Она была использована и в другом, одновременно появившемся манифесте — о предстоящей коронации. Екатерина учла тактический просчет своего предшественника, медлившего с этим, и торопилась возложить на себя царскую корону. В коронационном манифесте религиозное мифотворчество достигло апогея: речь шла уже не о том, почему Екатерина взошла на престол, а о том, что она вынуждена была так поступить по велению бога и под угрозой ответственности в будущем «пред страшным его судом», поскольку-де того «самая должность в рассуждении бога, его церкви и веры святой требовала». А посему ее действия благословил «он, всевышний бог, который владеет царством и кому хочет, дает его». Это уже не просто кощунство, но и злая пародия на закон Петра I от 5 февраля 1722 г. о престолонаследии (согласно которому правящий монарх может назначать преемника по своему усмотрению). По смыслу же манифеста 7 июля российский престол Екатерине II вручил сам всевышний! Так своеобразно подтвердила она волю всевышнего, на которую ханжески ссылалась в конце 1761 г. М. И. Дашкову.

В совокупности екатерининские манифесты конца июня — начала июля 1762 г. содержали ядро официальной версии о Петре III, с некоторыми изменениями и дополнениями прочно вошедшей в обиход. Вот два примера, подтверждающие сказанное.

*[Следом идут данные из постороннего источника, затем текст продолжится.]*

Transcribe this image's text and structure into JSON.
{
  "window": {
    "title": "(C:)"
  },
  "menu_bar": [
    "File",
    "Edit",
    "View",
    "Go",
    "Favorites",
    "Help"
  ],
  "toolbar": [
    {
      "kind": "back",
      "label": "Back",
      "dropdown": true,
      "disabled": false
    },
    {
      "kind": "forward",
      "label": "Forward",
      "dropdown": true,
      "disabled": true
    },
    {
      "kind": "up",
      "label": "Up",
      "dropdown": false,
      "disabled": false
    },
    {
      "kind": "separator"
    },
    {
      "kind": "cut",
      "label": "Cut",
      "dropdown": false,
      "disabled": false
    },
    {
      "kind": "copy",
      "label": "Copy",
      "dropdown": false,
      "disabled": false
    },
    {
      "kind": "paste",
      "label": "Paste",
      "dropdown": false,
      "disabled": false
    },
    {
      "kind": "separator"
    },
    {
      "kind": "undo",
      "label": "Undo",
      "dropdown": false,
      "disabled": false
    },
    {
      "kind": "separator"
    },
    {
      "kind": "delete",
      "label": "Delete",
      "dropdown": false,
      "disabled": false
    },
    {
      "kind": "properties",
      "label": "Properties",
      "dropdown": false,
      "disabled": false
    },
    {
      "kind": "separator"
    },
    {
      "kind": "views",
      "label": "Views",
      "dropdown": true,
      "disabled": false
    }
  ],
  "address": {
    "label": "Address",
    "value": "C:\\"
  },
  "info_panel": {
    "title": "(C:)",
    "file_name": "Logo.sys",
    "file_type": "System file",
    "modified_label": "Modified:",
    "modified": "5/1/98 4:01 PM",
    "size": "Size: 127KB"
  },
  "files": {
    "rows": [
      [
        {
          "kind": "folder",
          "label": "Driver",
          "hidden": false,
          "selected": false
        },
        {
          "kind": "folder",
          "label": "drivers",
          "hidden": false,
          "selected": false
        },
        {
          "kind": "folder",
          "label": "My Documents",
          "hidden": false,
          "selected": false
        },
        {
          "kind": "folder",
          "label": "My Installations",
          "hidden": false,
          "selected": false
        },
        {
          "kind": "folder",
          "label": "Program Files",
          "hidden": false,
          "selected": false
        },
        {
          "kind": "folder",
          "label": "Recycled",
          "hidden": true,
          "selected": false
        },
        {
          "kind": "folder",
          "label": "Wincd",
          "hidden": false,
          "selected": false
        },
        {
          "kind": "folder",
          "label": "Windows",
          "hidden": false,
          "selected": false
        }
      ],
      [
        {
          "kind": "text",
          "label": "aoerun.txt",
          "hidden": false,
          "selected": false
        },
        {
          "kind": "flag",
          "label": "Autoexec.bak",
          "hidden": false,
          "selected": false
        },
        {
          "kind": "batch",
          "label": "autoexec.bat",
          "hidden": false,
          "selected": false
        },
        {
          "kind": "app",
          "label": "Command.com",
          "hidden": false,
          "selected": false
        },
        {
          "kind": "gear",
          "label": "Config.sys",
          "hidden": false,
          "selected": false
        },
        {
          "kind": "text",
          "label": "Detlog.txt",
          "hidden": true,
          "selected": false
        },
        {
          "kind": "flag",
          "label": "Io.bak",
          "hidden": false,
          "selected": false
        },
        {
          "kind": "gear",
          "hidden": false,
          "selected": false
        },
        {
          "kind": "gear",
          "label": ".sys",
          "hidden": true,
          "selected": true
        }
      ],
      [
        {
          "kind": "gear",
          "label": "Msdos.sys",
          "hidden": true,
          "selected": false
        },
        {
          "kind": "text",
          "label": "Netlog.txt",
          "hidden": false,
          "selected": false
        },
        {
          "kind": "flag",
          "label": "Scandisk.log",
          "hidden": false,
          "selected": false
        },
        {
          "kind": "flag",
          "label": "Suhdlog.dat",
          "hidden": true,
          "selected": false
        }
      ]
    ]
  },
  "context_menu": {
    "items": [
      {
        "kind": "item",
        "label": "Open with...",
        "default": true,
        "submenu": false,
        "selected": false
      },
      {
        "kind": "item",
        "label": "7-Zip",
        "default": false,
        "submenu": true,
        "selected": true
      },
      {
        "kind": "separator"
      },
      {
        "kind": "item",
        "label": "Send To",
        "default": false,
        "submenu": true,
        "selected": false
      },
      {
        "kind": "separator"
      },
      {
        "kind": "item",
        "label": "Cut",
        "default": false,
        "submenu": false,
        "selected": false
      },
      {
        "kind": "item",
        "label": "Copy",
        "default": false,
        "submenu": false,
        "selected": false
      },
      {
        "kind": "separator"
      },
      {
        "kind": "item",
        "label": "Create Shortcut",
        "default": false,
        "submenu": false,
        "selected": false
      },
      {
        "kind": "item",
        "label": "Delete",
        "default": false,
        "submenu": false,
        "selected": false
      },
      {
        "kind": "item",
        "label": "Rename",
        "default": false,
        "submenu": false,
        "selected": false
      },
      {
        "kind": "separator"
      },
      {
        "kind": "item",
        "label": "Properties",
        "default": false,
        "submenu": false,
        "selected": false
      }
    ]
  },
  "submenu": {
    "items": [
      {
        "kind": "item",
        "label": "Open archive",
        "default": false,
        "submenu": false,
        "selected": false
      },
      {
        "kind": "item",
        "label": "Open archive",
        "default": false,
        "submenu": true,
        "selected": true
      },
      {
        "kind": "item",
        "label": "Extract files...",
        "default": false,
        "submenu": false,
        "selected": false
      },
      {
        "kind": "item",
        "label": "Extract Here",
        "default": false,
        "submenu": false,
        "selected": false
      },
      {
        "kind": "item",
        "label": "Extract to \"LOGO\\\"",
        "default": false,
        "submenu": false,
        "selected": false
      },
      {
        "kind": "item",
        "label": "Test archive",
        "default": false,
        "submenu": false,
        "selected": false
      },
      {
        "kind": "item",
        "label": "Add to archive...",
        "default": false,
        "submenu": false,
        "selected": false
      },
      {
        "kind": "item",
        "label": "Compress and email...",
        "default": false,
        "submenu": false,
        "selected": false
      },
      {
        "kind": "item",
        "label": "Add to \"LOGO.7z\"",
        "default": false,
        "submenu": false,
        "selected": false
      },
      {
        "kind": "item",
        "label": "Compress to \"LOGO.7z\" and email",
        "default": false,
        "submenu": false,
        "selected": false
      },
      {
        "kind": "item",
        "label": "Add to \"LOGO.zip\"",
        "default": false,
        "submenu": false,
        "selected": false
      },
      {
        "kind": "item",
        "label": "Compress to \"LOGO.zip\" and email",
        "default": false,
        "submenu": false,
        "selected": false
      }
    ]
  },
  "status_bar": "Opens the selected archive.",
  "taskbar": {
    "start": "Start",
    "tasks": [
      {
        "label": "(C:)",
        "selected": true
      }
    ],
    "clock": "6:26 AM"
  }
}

1. «Царь Петр дал обещание иметь союз с Австрийским домом, но отказался от обещания, примкнул к прусскому королю Фридриху; хотя при короновании он и признал русскую греческую веру, но потом заявил, что он кальвинист, и все войско одел и муштровал на прусский манер. Он бесчестил греческую веру, сильно притеснял священников, за что 9 июля был свергнут с трона[9]. Его содержат в заключении в каком-то замке… Затем русские провозгласили его жену Екатерину царицей до совершеннолетия сына, которому 10 лет. Царь Петр, как говорят, очень был склонен к пьянству» [189, с. 83].

2. «Этот монарх еще до воцарения успел прославиться своими шутовскими выходками, грубыми попойками, полной неспособностью заниматься государственными делами и, что было особенно оскорбительно для подданных, пренебрежением ко всему русскому. Император приказал переодеть гвардию в новую форму по образцу прусской, а православным священникам велел сбрить бороды и носить платье наподобие протестантских пасторов. Будущее этого царствования было предопределено. Спустя пять месяцев после воцарения Петра III против него был составлен заговор» [52, с. 107].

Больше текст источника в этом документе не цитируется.